La CIDH a accordé des mesures conservatoires à l'ancien candidat à la présidentielle vénézuélienne Enrique Márquez

La Commission interaméricaine des droits de l'homme (CIDH) a annoncé mercredi qu'elle avait accordé des mesures conservatoires en faveur de l'ancien candidat à la présidentielle vénézuélienne Enrique Márquez et de trois autres citoyens, car elle les considérait dans une situation « grave et urgente ».

« Leurs droits à la vie, à l'intégrité personnelle et à la santé risquent de subir des dommages irréparables au Venezuela », a ajouté l'organisation multilatérale dans un communiqué.

Márquez, 62 ans, était l'un des candidats à l'élection présidentielle du 28 juillet 2024 et est détenu depuis le 7 janvier, date à laquelle « il a été intercepté par quatre hommes armés habillés en civil », détaille la résolution.

« Le requérant a souligné qu'il savait qu'il avait été appréhendé par des agents de l'Etat à travers une déclaration publique du ministère de l'Intérieur », a-t-il ajouté.

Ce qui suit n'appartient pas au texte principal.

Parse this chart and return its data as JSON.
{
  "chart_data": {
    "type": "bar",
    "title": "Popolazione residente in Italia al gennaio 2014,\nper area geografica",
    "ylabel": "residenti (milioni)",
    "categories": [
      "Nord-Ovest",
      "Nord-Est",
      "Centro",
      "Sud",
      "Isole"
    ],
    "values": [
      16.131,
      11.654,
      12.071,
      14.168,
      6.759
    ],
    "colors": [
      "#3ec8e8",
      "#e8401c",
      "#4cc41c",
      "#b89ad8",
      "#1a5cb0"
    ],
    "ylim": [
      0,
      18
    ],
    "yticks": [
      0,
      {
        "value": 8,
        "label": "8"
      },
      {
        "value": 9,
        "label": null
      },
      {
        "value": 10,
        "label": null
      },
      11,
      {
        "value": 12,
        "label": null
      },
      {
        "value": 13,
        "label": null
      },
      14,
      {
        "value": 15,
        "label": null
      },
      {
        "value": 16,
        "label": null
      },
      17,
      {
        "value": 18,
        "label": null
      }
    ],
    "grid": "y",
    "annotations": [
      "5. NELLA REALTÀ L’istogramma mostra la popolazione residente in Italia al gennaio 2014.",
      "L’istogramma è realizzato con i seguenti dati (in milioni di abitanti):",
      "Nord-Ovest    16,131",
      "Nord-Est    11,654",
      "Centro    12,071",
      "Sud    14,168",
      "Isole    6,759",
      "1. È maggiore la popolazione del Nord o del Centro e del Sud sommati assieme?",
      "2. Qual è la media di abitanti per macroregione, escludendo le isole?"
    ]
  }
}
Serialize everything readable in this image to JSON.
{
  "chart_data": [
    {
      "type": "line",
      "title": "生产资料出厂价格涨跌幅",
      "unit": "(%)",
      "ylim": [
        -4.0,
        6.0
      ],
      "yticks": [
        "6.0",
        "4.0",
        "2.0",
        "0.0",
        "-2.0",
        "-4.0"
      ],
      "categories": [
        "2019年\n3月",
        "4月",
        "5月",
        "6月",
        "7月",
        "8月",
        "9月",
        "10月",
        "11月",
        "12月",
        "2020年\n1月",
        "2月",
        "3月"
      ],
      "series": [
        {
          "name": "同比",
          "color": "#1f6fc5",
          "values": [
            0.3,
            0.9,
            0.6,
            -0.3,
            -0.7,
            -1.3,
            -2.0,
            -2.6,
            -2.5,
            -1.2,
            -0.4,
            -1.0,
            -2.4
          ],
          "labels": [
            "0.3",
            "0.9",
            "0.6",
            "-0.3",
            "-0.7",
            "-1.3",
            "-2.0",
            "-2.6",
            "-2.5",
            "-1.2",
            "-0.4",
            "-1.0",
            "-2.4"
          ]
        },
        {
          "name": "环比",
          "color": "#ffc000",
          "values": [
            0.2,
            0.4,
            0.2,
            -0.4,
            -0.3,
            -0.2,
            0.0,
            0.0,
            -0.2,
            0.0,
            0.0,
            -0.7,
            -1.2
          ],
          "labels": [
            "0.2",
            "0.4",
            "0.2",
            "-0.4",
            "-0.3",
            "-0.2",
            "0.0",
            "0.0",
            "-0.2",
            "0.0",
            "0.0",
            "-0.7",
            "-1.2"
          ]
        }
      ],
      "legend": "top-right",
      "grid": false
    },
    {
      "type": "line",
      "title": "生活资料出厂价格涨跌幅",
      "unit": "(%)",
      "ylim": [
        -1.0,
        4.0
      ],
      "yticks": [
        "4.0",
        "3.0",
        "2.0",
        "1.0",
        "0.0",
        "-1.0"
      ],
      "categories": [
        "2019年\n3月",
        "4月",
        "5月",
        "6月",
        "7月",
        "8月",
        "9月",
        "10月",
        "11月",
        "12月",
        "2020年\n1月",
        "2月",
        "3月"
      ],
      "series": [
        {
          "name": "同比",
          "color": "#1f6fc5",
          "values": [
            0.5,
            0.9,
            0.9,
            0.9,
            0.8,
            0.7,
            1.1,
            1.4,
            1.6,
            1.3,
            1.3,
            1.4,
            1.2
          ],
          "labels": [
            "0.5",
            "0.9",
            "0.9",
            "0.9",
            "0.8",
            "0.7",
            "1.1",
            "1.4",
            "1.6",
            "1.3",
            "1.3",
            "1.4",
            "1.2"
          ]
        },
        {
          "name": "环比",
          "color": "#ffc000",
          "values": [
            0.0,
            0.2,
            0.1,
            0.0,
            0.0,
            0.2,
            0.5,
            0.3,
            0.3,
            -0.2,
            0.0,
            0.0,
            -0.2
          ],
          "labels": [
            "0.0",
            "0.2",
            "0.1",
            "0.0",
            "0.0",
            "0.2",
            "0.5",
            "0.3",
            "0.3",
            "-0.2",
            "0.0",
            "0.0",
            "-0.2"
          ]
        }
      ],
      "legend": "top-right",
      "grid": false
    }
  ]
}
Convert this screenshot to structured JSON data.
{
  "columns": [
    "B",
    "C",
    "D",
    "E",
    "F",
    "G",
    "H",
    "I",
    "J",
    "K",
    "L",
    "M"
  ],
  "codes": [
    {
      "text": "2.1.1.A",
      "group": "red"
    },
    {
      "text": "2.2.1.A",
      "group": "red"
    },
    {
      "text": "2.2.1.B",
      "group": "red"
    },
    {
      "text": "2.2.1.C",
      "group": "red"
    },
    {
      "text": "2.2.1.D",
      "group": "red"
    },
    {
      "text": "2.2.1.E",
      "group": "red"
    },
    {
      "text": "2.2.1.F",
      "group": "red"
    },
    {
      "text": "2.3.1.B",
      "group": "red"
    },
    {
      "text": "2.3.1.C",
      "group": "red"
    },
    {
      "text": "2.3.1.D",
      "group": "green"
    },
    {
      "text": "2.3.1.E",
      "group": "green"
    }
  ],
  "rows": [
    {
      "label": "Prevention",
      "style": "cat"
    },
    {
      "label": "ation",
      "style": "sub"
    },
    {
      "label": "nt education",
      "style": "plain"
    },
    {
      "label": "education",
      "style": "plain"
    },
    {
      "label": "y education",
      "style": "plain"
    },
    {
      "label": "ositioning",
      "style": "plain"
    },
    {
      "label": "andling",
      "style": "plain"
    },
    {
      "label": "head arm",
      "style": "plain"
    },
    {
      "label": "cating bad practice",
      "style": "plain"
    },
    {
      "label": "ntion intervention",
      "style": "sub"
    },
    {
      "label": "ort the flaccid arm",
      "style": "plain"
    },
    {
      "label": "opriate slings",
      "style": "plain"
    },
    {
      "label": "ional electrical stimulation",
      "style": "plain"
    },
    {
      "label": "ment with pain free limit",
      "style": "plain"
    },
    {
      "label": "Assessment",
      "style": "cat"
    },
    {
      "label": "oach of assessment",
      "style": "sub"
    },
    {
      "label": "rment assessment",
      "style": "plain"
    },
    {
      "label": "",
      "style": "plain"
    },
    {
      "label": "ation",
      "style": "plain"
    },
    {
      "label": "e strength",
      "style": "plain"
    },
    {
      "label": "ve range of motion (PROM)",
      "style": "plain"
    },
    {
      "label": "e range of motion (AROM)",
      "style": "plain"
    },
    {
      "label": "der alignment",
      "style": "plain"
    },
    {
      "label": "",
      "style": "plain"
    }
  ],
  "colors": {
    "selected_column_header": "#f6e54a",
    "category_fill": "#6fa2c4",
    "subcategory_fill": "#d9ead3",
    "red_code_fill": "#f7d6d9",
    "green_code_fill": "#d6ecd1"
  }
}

En ce sens, la commission a estimé que la situation de détention de Márquez, « le manque de communication » avec ses proches, « l'absence d'informations sur ses conditions de détention », ainsi que son « état de santé actuel » l'exposent à « un plus grand impact » sur ses droits.

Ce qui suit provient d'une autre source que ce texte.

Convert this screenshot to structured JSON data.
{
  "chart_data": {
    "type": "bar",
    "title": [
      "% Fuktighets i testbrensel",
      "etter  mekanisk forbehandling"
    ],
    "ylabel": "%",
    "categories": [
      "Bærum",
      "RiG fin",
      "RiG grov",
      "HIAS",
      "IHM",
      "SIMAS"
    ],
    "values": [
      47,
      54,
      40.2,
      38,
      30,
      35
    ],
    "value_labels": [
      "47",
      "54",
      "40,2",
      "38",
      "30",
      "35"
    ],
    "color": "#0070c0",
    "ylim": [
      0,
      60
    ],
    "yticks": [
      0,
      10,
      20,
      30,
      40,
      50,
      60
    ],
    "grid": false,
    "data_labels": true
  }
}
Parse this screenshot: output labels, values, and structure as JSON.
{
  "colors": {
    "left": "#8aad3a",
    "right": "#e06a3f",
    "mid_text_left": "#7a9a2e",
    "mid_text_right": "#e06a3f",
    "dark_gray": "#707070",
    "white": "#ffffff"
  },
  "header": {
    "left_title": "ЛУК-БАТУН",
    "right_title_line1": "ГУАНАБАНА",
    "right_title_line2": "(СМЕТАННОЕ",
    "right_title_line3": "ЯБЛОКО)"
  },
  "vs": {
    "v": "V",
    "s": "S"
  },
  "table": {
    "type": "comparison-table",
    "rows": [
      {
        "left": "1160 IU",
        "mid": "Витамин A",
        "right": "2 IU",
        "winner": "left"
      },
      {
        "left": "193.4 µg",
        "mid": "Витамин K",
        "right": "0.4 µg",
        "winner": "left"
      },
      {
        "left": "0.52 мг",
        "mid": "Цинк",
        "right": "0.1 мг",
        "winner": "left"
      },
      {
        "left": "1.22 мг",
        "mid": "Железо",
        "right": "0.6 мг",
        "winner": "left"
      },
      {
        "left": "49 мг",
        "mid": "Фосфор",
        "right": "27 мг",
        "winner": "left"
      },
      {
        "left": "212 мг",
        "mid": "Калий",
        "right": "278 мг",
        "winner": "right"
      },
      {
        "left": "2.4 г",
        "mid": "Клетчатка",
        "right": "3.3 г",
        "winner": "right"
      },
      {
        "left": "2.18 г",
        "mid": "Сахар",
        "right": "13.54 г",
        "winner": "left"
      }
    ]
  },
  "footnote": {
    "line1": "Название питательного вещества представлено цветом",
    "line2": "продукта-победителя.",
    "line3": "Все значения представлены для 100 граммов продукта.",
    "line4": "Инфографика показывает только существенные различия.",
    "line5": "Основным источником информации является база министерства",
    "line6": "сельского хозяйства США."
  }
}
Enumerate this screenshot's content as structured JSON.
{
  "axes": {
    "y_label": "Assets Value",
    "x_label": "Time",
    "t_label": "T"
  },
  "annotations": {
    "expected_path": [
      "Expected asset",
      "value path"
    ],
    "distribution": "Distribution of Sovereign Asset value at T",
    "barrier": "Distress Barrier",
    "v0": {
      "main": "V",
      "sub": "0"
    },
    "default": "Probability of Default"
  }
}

CARACAS (VENEZUELA) - 08/05/2025.- Personnes

La résolution de la CIDH couvre également, avec des mesures de précaution, les citoyens Macario Bonifacio González Arias – également son noyau familial, sa fille et sa petite-fille -, Merys Torres de Sequea et Ana Zoris Gutiérrez Torres.

González Arias, 73 ans, était député à l'Assemblée nationale (Parlement), maire de l'État de Lara (ouest) et leader du parti d'opposition Voluntad Popular. La CIDH a noté que « on ignore où il se trouve » depuis septembre, date à laquelle il a été arrêté.

Dans la même situation, a indiqué la Commission, se trouvent Merys Torres et Ana Zoris Gutiérrez.

La CIDH a souligné que les membres des familles et leurs représentants sont confrontés à « l’impossibilité » d’« activer des actions internes efficaces » pour protéger leurs droits.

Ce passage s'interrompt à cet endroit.